Throughout my time in China, I was close with a friend whose job raised money for the CRDF. We helped put on a charity soccer (football for all you non-Americans) tournament, lake-side BBQ, and Christmas Charity Dinner. I really didn’t know too much about the charity, but luckily that all changed when I was invited to go to one of the schools that the CRDF helped build.
I really had no idea what to expect.. going out into the rural countryside of China. The drive took us about five hours and was deep within the part of China that no one ever really thinks about. If you can imagine China on a map, guesstimate where the middle approximately is, then go a bit more West.. that’s about where we were.
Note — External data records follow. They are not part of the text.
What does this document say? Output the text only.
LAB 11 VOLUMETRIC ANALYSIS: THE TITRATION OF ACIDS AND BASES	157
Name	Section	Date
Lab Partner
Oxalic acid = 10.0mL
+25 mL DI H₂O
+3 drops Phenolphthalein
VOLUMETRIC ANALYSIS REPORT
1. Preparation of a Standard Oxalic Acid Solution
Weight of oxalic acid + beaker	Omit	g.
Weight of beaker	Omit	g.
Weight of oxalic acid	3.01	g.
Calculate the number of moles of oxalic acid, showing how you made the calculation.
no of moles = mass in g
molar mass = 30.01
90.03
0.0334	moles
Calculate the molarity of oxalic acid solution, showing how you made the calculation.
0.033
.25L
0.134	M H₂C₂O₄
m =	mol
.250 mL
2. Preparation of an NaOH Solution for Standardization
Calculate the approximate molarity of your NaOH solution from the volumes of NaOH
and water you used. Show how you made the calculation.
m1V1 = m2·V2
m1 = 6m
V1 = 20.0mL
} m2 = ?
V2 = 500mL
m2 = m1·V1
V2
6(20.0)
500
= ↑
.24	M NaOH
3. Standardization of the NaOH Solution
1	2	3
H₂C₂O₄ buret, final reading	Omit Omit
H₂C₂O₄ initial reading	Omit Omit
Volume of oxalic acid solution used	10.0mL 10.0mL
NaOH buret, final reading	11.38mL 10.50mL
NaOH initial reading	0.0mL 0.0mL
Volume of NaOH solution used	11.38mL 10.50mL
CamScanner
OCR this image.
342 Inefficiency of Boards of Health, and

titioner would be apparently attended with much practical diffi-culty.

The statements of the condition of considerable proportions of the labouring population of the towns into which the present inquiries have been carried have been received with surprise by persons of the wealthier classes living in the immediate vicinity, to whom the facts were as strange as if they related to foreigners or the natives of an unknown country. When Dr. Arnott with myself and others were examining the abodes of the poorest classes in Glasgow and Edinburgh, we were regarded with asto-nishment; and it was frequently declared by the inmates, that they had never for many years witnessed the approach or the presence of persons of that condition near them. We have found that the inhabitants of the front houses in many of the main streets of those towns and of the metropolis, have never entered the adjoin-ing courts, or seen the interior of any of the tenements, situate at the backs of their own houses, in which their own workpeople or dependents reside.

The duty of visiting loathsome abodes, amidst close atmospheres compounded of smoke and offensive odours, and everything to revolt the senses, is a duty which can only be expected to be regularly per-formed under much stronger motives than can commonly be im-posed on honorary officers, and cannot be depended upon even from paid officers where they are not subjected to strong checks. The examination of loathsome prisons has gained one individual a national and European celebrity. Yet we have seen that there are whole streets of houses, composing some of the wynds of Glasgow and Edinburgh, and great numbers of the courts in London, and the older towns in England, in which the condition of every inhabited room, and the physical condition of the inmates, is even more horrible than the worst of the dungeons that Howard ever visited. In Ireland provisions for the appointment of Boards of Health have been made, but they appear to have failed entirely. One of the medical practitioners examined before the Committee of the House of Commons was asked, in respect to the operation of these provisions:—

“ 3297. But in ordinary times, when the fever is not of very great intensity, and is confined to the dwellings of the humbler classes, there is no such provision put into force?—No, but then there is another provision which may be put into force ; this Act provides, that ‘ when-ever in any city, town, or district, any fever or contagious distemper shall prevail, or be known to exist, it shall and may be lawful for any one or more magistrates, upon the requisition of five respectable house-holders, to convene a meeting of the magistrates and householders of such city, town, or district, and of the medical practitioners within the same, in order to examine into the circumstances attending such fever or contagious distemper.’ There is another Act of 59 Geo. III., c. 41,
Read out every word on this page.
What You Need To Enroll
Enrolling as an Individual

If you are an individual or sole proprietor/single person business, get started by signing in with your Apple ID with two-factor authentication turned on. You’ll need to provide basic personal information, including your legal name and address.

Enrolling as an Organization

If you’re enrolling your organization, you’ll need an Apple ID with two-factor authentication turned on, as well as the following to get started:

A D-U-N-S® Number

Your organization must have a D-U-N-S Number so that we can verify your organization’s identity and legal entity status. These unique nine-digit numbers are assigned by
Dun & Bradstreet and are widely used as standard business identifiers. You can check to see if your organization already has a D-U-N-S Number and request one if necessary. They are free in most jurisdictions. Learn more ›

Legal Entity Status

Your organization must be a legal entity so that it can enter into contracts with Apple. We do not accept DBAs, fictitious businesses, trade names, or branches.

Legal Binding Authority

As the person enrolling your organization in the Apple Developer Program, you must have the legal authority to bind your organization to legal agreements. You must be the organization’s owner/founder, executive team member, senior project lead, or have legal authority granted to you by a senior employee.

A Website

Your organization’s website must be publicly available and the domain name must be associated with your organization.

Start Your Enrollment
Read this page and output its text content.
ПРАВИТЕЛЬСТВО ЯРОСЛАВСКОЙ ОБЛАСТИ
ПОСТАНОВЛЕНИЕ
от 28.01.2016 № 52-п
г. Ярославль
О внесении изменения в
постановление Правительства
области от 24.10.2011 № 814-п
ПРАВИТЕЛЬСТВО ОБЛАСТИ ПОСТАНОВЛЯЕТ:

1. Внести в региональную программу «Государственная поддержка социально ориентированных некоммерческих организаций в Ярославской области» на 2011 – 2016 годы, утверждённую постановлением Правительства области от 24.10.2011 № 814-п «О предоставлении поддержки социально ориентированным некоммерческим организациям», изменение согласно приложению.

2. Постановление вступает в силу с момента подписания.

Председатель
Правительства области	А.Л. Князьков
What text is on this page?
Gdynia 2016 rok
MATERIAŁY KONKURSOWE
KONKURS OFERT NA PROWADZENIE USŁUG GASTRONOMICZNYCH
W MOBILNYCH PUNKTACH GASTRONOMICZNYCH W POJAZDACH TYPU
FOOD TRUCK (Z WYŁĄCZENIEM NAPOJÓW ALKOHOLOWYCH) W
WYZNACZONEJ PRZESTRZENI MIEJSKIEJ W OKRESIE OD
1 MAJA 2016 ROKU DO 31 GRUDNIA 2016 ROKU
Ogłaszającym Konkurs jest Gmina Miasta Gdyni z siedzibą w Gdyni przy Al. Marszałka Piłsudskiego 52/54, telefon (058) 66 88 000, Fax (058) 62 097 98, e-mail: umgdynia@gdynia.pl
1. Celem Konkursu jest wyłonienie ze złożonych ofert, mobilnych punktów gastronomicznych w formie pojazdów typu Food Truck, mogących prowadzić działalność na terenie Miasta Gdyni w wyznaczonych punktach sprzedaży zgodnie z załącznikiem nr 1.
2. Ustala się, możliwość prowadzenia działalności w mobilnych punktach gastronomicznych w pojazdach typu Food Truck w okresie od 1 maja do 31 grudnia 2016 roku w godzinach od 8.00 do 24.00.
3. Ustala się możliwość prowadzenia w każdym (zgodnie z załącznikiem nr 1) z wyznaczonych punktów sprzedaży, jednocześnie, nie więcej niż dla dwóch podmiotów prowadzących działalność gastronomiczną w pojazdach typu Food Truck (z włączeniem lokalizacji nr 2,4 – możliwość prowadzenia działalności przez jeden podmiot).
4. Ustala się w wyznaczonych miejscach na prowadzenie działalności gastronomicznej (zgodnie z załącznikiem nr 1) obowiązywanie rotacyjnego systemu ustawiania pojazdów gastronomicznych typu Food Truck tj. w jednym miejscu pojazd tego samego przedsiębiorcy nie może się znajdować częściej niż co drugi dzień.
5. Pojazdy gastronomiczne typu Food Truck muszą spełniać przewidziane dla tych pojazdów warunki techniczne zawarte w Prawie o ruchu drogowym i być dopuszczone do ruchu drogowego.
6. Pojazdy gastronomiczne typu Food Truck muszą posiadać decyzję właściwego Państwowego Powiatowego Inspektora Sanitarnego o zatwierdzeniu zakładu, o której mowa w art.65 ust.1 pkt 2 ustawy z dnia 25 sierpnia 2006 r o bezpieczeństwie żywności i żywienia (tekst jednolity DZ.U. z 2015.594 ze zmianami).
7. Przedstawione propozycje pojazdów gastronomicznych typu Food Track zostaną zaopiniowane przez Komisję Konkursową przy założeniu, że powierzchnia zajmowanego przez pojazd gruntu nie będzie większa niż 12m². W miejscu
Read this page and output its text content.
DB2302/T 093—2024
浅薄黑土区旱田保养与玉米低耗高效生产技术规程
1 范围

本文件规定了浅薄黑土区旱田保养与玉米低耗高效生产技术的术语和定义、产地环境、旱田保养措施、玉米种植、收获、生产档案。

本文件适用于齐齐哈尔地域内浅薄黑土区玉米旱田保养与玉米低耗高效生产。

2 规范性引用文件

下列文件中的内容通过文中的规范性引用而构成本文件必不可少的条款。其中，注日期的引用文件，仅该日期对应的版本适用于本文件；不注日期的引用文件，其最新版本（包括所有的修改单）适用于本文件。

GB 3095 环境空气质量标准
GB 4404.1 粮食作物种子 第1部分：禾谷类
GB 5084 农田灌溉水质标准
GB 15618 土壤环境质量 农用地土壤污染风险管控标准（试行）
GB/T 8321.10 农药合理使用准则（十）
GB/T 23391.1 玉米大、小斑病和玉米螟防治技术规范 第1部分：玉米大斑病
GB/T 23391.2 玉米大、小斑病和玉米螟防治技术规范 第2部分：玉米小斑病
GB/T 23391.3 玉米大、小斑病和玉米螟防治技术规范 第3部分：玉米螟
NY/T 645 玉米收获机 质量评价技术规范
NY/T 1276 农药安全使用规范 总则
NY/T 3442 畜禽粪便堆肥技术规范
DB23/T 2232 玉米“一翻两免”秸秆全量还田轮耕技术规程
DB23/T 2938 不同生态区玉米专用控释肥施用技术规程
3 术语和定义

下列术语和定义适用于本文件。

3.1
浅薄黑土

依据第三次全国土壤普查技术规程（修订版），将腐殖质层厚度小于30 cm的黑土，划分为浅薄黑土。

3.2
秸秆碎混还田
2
Deep within the mountains, surrounded by small farms built on the side of the hills, populated with people who stared at our Western faces as we drove by, we finally made it to our destination.
As soon as we arrived, I got out of the car, eager to see what the school looked like and to meet the children. This may have been the countryside, but the view was stunning. The school was surrounded by mountains on all sides, the air was crisp & fresh (rare for China if you know anything about their air quality), and my eyes were engulfed in the visual sensation of the lush greenery that hide the school away from the rest of the world.
Then all of the sudden, the children came. A little group of about 15 elementary school-aged boys and girls came running towards us. They were all giggling and shouting, “Hello, how are you?”– a standard English text book phrase that every child learns in school. It only took about ten minutes for the group 15 to become a crowd of about 100 children. More and more of them kept appearing.. and all of them were so nice and sweet!
The next hour carried on in the manner of playing basketball, frisbee, taking an endless amount of pictures, andsitting in on my friend while he gave a mini English lesson. At one point, one of the children even asked for my autograph (it felt so weird I can’t even explain), which then led to all of the children coming up and asking for one too. I must have signed my name about 60 to 80 times.. I never thought something as simple as my signature could make a child so happy though.
Yet, what struck me the most about all of these students was how genuinely grateful they were for everything they were getting. The organization handed out new pens, pencils, notebooks.. and the look on these children’s faces would’ve made you think we had just given them a brand new iPad. These kids were raised having the bare minimum, and anything they did own was usually handed down to them– never new.
These brand-new schools supplies meant the world to the students, which made me think about so many different aspects of my own life. Coming from America, I am constantly surrounded by people wanting designer clothes, the latest iPhone, and anything & everything they can possibly buy. Yet here I was seeing pure joy radiate from a child’s soul, all because he got a new notebook. In my eyes, this may have been just a notebook, but in their eyes it was something new, something that was theirs.. Something they could use to learn. Something that they could write their ideas down. This something might not have meant a lot to me, but for these children who didn’t have a lot of anything, it meant everything to them.
I am lucky to have had that experience. It was eye-opening to what truly matters to people around the world. We are so easily consumed in what is going on directly around us, that it’s hard to see how life may be for other people in different cultures. So what truly makes us happy? A box of new pencils or the latest iPhone?
I don’t know. That’s up to you, I guess. Happiness is completely subjective and in our own lives, we decide what we want it to mean to us.
But.. that’s just it. We decide.
Not everyone needs to feel like they need the newest clothes or most up-to-date technology. Not everyone thinks this way. And I’m not saying that one way is better than the other. What I am saying is that this day that I had at this tiny, rural Chinese school helped me realize that I want to find happiness in the little things in life. The daily things. Maybe even things that aren’t even tangible.
Whenever I get the feeling that my life isn’t going how I planned, or I feel unhappy about my current situation, I think back to this day. I am lucky and beyond grateful for the opportunities that have presented themselves to me throughout my life. I am lucky to be able to travel, and I am lucky to have been there, on that day, at that Chinese school. Because in life, I want to be like those children. Constantly filled with pure happiness.